PF,GPU_usage=calculate_Theoretical_peak_FLOP_s_GPU(global_batch_size,s, l,h,number_GPUs,Time_per_iteration_second)

# Estimate the Training Duration / Epoch

It is possible to estimate training duration per epoch according to the model, dataset, and hardware size. Training time (in seconds) is approximated with this equation $\approx \frac{8*T*P}{n * PF}$ where: 
- $T$ = Number of tokens in the dataset
- $P$ = Numbers of parameters 
- $n$ = Number of GPUs
- $PF$ = Achieved teraFLOP/s per GPU

More details are described in the paper [Scaling Language Model Training to a Trillion Parameters Using Megatron](https://arxiv.org/pdf/2104.04473.pdf).
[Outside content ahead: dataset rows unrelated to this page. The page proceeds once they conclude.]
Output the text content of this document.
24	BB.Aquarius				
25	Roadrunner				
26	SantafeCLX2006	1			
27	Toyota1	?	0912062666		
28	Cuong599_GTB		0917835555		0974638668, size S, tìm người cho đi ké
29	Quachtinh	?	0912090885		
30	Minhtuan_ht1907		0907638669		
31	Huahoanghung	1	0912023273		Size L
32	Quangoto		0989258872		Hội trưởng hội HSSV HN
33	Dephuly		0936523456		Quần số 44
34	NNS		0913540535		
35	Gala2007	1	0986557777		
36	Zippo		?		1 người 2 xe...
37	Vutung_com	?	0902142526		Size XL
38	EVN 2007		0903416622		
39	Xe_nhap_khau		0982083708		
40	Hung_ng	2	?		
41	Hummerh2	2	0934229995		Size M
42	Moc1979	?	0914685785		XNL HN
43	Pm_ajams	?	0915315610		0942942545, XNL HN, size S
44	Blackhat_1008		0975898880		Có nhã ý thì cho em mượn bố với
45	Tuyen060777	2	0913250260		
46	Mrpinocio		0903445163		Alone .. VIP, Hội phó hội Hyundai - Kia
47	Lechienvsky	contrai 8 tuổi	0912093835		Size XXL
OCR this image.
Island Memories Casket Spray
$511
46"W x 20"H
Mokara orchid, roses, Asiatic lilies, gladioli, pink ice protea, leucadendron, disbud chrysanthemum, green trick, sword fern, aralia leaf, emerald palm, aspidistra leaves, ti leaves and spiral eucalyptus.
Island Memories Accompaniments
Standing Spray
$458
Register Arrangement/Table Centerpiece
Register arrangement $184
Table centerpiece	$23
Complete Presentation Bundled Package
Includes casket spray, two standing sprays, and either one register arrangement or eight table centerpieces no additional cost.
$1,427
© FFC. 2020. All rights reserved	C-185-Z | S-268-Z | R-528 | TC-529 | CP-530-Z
Let's execute the 2 following cells to estimate the training duration for the 18B parameters models trained on a dataset of $T$=300 billion tokens:

In [None]:
from termcolor import colored

# Estimate the training time
def estimate_days_needed(T , P , N ,PF):  
    compute_sec=8*T*P/(N*PF*10e12)
    # Convert compute seconds to days
    to_days=round(compute_sec/(3600*24))
    print("This language model will need {} days per epoch.".format(colored(str(to_days),'blue', attrs=['bold'])))

In [None]:
# Number of tokens in the dataset
T=300*10e09

estimate_days_needed(T,P,number_GPUs,PF)

The result is 203 days, which is almost **7 months** required to train the 18B model on 16 GPUs (2 nodes) with a dataset of 300B tokens! 

In this case, scaling the number of nodes is unavoidable in order to train the model in a reasonable amount of time. 

For instance, consider a GPT-3 model with $P$=175 billion parameters trained on a dataset of $T$=300 billion tokens on $n$=1024 A100 GPUs. Using a batch size of 1536, we achieve $F$=140 teraFLOP/s per GPU. Thus, the time required to train this model is **34 days**.